The documentary filmmakers behind Tribeca Film Festival award winner “Island of the Hungry Ghosts” are hitting Visions du Réel film festival with a new project, examining urban migration and the rapid pace at which climate change has impacted the lives of one cattle-herding family.
“The Wolves Always Come at Night” (a working title), from Australian/U.K. director Gabrielle Brady, is one of the projects gaining buzz in the Nyon-based festival’s pitching section, which will feature in VdR’s Industry program next week.
The pitch will be presented online by Berlin-based duo Brady and her producing partner Julia Niethammer, working for Germany production company Chromosom Film.
The narrative focuses on a family of nomadic herders Anktuya and Dorji and their two daughters, who are forced to migrate to a cramped and polluted settlement following the death of their cattle herd, which they discover frozen overnight, like ice sculptures, on the rural Mongolian landscape.
At first the family believe their cattle was taken by wolves – which play a huge role in Mongolian rural culture, according to Brady – and the film’s title acts as both a metaphorical and literal comment on the family’s plight.
Cut off from nature and given limited time to find work by government officials, the film also intends to document the ruptures that begin to grow within the family.
According to Brady, the story was inspired by a nomadic farming community in Mongolia, which she had lived and worked with for two years over a decade earlier.
The director plans to use her contacts there to help her tell the story. The organizers of the Mongolian International Film Festival (MIFF) have also come on board as a co-producer.
Brady will deploy the same hybrid documentary format that she perfected in “Ghosts” – which blended documentary with magic realism to document the plight of refugees on Christmas Island and won the Buyens-Chagoll Prize at Visions du Réel and best documentary at Tribeca.
Niethammer emphasizes that the way they work with their subjects is a highly collaborative process. “They influence the narrative and bring their own ideas into it. It’s not just a film made about them – it’s a film made with them.”

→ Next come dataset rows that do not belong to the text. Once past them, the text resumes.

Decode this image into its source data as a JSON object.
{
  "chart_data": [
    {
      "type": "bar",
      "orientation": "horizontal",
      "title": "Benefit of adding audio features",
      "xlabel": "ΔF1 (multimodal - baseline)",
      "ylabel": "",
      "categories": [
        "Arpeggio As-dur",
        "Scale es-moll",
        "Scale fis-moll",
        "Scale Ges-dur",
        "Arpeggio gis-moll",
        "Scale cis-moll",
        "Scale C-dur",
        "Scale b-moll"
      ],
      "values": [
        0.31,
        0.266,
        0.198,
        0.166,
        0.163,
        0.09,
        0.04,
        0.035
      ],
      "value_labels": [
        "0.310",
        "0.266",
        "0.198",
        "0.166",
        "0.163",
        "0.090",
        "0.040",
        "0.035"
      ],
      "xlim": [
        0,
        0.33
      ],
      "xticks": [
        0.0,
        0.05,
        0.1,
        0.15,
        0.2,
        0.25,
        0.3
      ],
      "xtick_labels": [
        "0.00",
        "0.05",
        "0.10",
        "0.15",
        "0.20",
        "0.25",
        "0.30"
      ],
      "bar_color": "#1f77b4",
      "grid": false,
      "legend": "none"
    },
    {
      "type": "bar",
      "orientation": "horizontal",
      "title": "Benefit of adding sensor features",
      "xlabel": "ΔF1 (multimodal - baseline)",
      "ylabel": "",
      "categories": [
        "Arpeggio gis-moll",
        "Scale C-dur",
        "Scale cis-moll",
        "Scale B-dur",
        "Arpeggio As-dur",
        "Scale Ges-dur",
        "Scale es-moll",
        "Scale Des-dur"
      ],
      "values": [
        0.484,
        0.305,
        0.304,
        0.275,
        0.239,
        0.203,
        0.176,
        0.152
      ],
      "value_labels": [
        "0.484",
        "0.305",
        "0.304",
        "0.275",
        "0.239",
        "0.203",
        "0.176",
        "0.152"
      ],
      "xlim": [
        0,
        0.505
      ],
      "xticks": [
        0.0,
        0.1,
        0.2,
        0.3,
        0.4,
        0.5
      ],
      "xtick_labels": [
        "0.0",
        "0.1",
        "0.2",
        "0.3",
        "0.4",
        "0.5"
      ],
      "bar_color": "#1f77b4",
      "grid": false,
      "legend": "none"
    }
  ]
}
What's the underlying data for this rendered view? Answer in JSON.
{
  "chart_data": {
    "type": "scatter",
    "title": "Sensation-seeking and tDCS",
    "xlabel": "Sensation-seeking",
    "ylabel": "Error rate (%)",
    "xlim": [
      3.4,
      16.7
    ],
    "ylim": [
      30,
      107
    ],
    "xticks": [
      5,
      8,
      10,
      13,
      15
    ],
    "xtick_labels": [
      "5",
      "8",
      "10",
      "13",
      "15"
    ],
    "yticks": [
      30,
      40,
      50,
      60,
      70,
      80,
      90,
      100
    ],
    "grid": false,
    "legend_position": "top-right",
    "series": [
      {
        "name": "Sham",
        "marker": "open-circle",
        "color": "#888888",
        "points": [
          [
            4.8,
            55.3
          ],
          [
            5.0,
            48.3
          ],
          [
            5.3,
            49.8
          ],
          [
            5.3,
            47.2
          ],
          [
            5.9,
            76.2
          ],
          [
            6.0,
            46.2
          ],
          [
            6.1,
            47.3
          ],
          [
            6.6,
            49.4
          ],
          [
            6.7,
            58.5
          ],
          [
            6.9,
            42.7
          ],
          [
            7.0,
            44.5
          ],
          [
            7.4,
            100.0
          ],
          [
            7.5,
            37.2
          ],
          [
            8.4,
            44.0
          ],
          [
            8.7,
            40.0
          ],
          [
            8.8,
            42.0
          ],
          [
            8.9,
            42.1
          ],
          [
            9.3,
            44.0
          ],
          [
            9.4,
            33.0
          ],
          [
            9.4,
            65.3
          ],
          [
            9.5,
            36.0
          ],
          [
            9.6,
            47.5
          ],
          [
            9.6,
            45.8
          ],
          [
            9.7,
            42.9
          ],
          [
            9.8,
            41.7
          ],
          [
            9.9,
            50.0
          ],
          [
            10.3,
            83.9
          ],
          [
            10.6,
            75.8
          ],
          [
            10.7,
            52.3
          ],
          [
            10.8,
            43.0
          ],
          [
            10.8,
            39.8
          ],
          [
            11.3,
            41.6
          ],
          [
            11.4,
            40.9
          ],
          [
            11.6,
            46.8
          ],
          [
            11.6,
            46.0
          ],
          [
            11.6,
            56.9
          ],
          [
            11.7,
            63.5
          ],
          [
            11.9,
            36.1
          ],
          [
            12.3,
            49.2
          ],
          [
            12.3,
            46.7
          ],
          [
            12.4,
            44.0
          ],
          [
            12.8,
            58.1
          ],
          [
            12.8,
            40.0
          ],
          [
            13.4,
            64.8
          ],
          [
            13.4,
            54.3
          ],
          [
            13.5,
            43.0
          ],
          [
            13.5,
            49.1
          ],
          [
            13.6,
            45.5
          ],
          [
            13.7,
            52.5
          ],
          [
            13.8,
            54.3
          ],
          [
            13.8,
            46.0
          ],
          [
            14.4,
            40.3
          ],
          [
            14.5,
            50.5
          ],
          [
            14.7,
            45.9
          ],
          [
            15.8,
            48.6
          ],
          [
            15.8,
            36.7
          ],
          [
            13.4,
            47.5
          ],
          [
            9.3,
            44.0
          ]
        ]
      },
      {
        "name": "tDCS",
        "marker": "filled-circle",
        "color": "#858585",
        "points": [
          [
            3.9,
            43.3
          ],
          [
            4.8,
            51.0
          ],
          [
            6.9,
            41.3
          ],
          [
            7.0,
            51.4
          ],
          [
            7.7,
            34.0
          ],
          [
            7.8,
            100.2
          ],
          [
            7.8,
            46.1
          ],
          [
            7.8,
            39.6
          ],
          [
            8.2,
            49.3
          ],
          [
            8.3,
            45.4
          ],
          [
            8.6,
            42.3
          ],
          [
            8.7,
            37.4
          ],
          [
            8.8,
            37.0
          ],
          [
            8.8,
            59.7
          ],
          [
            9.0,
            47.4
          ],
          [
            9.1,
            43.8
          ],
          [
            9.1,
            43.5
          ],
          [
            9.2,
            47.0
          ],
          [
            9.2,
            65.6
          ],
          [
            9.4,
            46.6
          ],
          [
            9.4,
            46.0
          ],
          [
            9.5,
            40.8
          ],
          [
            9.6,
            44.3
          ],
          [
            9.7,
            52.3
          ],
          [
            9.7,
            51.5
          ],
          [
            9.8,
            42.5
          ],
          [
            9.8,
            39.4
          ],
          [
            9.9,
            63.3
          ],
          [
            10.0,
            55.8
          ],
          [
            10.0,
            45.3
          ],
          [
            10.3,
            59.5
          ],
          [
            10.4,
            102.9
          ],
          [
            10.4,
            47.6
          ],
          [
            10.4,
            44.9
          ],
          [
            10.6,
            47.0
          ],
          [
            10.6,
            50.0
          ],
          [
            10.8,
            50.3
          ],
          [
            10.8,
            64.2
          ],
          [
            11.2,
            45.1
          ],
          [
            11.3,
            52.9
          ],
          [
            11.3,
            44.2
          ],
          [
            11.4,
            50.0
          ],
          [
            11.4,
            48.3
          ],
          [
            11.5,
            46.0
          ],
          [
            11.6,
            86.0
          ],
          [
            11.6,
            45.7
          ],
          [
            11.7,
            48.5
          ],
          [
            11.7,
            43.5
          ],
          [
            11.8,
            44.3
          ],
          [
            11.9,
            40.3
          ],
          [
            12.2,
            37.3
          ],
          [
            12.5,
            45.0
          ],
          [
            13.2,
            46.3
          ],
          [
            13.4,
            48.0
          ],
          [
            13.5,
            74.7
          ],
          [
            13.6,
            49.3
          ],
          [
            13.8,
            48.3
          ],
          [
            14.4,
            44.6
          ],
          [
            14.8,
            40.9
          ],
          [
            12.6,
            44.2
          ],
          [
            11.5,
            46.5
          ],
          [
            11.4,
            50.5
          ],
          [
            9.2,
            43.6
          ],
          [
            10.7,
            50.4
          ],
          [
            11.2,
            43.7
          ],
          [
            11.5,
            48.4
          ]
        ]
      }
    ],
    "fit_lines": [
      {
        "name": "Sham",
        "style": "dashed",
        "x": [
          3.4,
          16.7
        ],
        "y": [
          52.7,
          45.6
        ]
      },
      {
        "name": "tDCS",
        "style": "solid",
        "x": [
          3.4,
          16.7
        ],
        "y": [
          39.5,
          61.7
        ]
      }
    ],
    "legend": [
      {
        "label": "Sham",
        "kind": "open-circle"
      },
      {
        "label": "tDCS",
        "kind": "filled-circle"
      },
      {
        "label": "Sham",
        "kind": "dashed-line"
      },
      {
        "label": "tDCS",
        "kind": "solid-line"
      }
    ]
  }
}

Brady believes that building a narrative construct around what has happened to the herders can have a far greater impact on an audience than another story about climate change.
“It’s not about detail, context, or painting the whole picture of the consequences of climate change, we are zooming in on this one family, this one community and this one virtual period of time to dissect the smaller details. In these small details and encounters we then get a sense of a much bigger picture,” she added.
And while “Ghosts” is as much about the red crabs that populate Christmas Island as it is about the immigrant community, according to Brady, natural history will also feature heavily in “Wolves.”
“I’m really interested in cross genres and we will dive into this natural world: Yaks being born and the loss of the animals and how this collides with the human experience,” she said.
Many of the same talents who worked on “Ghosts” are also attached to the “Wolves” project, including cinematographer Michael Latham and composer Aaron Cupples, who will be working in collaboration with an acclaimed Mongolian female throat singer.
At Visions du Reel, the project – which has an estimated total budget of 700,000 Euros – is looking for financing and distribution partners.
Almost 10% of this has been raised for the film’s development, with backers including the BBC’s “Storyville” strand, Screen Australia and FFA Germany. Niethammer is also in talks with German funders on a regional and national level as well as local broadcasters.
“Ghosts” is still running in festivals three years on from its initial release (and has also been released on Prime in the U.S. market) and Niethammer envisions a similar path for “Wolves” and is hopeful for a theatrical release in Germany, Australia and the U.K. – with Mongolia being another key territory.
Brady likes to spend time with her subjects before she starts filming and has already undertaken three research trips to Mongolia, with one more trip scheduled before a two-month shoot planned for April next year. The expected release date is February 2023.
“We have a family in mind; the plan is to go back and start filming with them. We weren’t able to go back last year because of border closures but with documentary you have to keep diving back into the world and checking that the elements are still there,” said Brady.
“While we have plenty of rich stories to explore, what I’m really interested is putting the family’s loss under a microscope and tracing it back and visiting what’s been left behind,” she added.